Schwäbische Zeitung (Riedlingen)
Unheimlich unterhaltsam
Mit Heimatkundler Paul Sägmüller und seinen schaurigen Sagen wird die Bachritterburg zur Hohstube
KANZACH - Wer sagt denn, dass Freitag, der 13. immer Unglück bringen muss? Auf der Bachritterburg Kanzach zumindest konnte man am vermeintlichen Unglückstag höchst vergnüglich-glückselige Stunden verleben. Museumsleiter Simon Paintner-Frey führte die Besucher in den nächtlichen, nur von Kerzenschein erhellten Wohnturm. Davor fesselte Paul Sägmüller mit schaurigen Sagen über Hexen und Schrättala und allerhand Kursiosem rund um den Aberglauben. Unheimlich? Ja, durchaus – vor allem aber unheimlich unterhaltsam.
Draußen ist schon die herbstliche Dämmerung hereingebrochen und über das Federseemoor ziehen feine Nebelschwaden. Unter dem urigen Gebälk der Burgschenke aber ist es warm und gemütlich.
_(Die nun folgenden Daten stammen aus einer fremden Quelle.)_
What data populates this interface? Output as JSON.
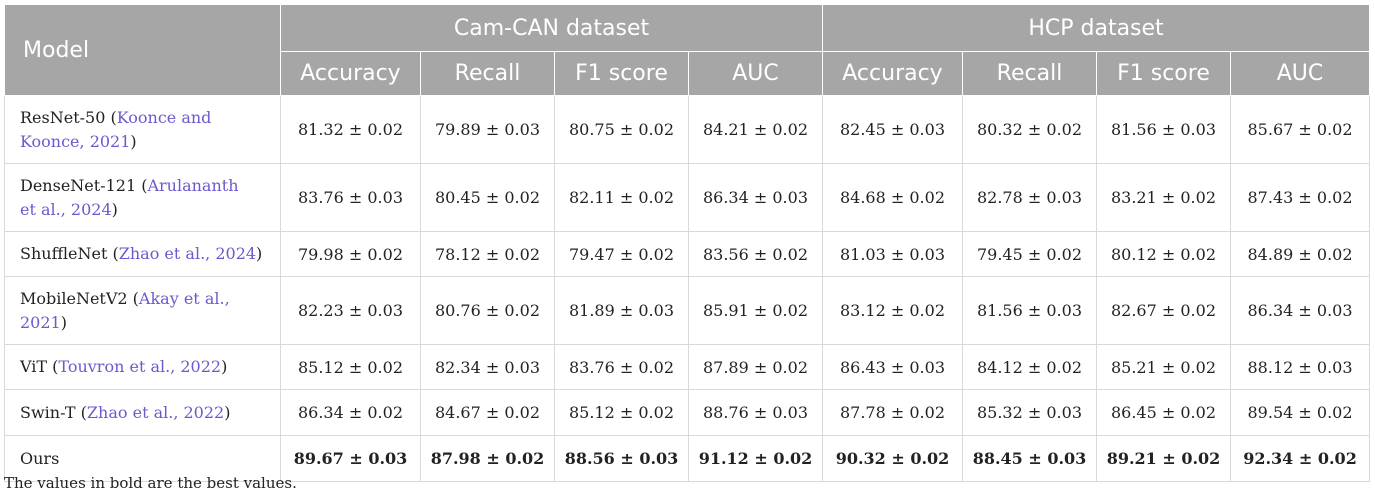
{
  "header": {
    "model": "Model",
    "groups": [
      "Cam-CAN dataset",
      "HCP dataset"
    ],
    "metrics": [
      "Accuracy",
      "Recall",
      "F1 score",
      "AUC",
      "Accuracy",
      "Recall",
      "F1 score",
      "AUC"
    ]
  },
  "rows": [
    {
      "name": "ResNet-50",
      "cite_line1": "Koonce and",
      "cite_line2": "Koonce, 2021",
      "close": ")",
      "values": [
        "81.32 ± 0.02",
        "79.89 ± 0.03",
        "80.75 ± 0.02",
        "84.21 ± 0.02",
        "82.45 ± 0.03",
        "80.32 ± 0.02",
        "81.56 ± 0.03",
        "85.67 ± 0.02"
      ]
    },
    {
      "name": "DenseNet-121",
      "cite_line1": "Arulananth",
      "cite_line2": "et al., 2024",
      "close": ")",
      "values": [
        "83.76 ± 0.03",
        "80.45 ± 0.02",
        "82.11 ± 0.02",
        "86.34 ± 0.03",
        "84.68 ± 0.02",
        "82.78 ± 0.03",
        "83.21 ± 0.02",
        "87.43 ± 0.02"
      ]
    },
    {
      "name": "ShuffleNet",
      "cite": "Zhao et al., 2024",
      "close": ")",
      "values": [
        "79.98 ± 0.02",
        "78.12 ± 0.02",
        "79.47 ± 0.02",
        "83.56 ± 0.02",
        "81.03 ± 0.03",
        "79.45 ± 0.02",
        "80.12 ± 0.02",
        "84.89 ± 0.02"
      ]
    },
    {
      "name": "MobileNetV2",
      "cite_line1": "Akay et al.,",
      "cite_line2": "2021",
      "close": ")",
      "values": [
        "82.23 ± 0.03",
        "80.76 ± 0.02",
        "81.89 ± 0.03",
        "85.91 ± 0.02",
        "83.12 ± 0.02",
        "81.56 ± 0.03",
        "82.67 ± 0.02",
        "86.34 ± 0.03"
      ]
    },
    {
      "name": "ViT",
      "cite": "Touvron et al., 2022",
      "close": ")",
      "values": [
        "85.12 ± 0.02",
        "82.34 ± 0.03",
        "83.76 ± 0.02",
        "87.89 ± 0.02",
        "86.43 ± 0.03",
        "84.12 ± 0.02",
        "85.21 ± 0.02",
        "88.12 ± 0.03"
      ]
    },
    {
      "name": "Swin-T",
      "cite": "Zhao et al., 2022",
      "close": ")",
      "values": [
        "86.34 ± 0.02",
        "84.67 ± 0.02",
        "85.12 ± 0.02",
        "88.76 ± 0.03",
        "87.78 ± 0.02",
        "85.32 ± 0.03",
        "86.45 ± 0.02",
        "89.54 ± 0.02"
      ]
    },
    {
      "name": "Ours",
      "values": [
        "89.67 ± 0.03",
        "87.98 ± 0.02",
        "88.56 ± 0.03",
        "91.12 ± 0.02",
        "90.32 ± 0.02",
        "88.45 ± 0.03",
        "89.21 ± 0.02",
        "92.34 ± 0.02"
      ]
    }
  ],
  "colors": {
    "header_bg": "#a6a6a6",
    "citation": "#6a5acd"
  },
  "footnote": "The values in bold are the best values."
}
Da kann man sich so ganz wie in der Hohstube von Paul Sägmüllers Großtante in Bergatreute fühlen; wenn das Seppraweib (also die Frau vom Josef) und Katzamaiers Lona (Apollonia Katzenmaier, die „net bloß Hoor auf de Zäh, sondern au Kralla an de Fiaß hot“) zum Tratschen kamen und dabei allerhand Schauriges zu berichten wussten, „von Schrättala, Hexa, Deifl – ond was so an Gschmoiß omander isch“.
Für den kleinen Paul Sägmüller muss das „Hohstuben“damals unheimlich eindrucksvoll gewesen sein. So eindrucksvoll, dass er mit der Taschenlampe vor dem Einschlafen erst einmal nachschauen musste, ob sich unterm Bett nicht doch ein Schrättale eingenistet hat. Dass es dort nichts zu sehen gab, beruhigte den Bub nicht wirklich. „Die Horrorfilme sind ja auch am besten, in denen man nichts sieht“, sagt der Heimatkundler aus Bergatreute, der früher in der Pharmazeutischen Industrie tätig war. Die Gruselgeschichten, die er seinerzeit in einem Schulheft verewigt hat, gibt Sägmüller nun in der Burgschänke der Bachritterburg so weiter, „wie ich es gehört habe, ohne Wertung“.
Pst! Die Hexen hören mit
Aber das ist nicht ganz ungefährlich, gerade an einem Freitag, den 13. Denn da können Hexen hören, wenn man über sie schwätzt. Wie gut, dass sich Sägmüller zu schützen weiß. Etwa mit Reliquien wie der obersten Sprosse der Himmelsleiter, die unlängst bei E-Bay für 690 Euro angeboten wurde, oder dem „letzten Atemzug Jesu – in einem Schächtele“. Immerhin: „Das hat keine Nebenwirkungen und kann nicht schaden, höchstens im Hirn“, meint Sägmüller trocken. Und gegen Hexen hilft es ja auch – während des Vortrags erweist sich die Burg schließlich als hexenfreie Zone.
Nach Ausführungen über die bizarren Blüten des Reliquienkults geht es nahtlos weiter zum Johanniläuten und zu den Unterschieden zwischen Hex’ und Schrättale. Sägmüller verbindet Wissen mit Witz, Geisterspuk mit geistreicher Ironie und erweist sich als wahrer Meister des mündlichen Erzählens. Um über so viel okkultes Fachwissen nicht zu stolpern, müssen ihn die Zuhörer zuweilen zu seinem roten Faden zurückführen. So kann der Bergateuter gleich überprüfen, ob sie auch wirklich aufgepasst haben. Und das haben sie – denn Langeweile kommt während dem zweistündigen Vortrag zu keiner Zeit auf.
So interessant wie stimmungsvoll erweist sich danach auch die Führung von Museumsleiter Simon PaintnerFrey in den dämmerigen, nur von Kerzenlicht erhellten Wohnturm. Zurück in eine Zeit, als die Nacht noch richtig Nacht war – und es vielleicht gar nicht so abwegig war, an Schrättala und Geisterspuk zu glauben.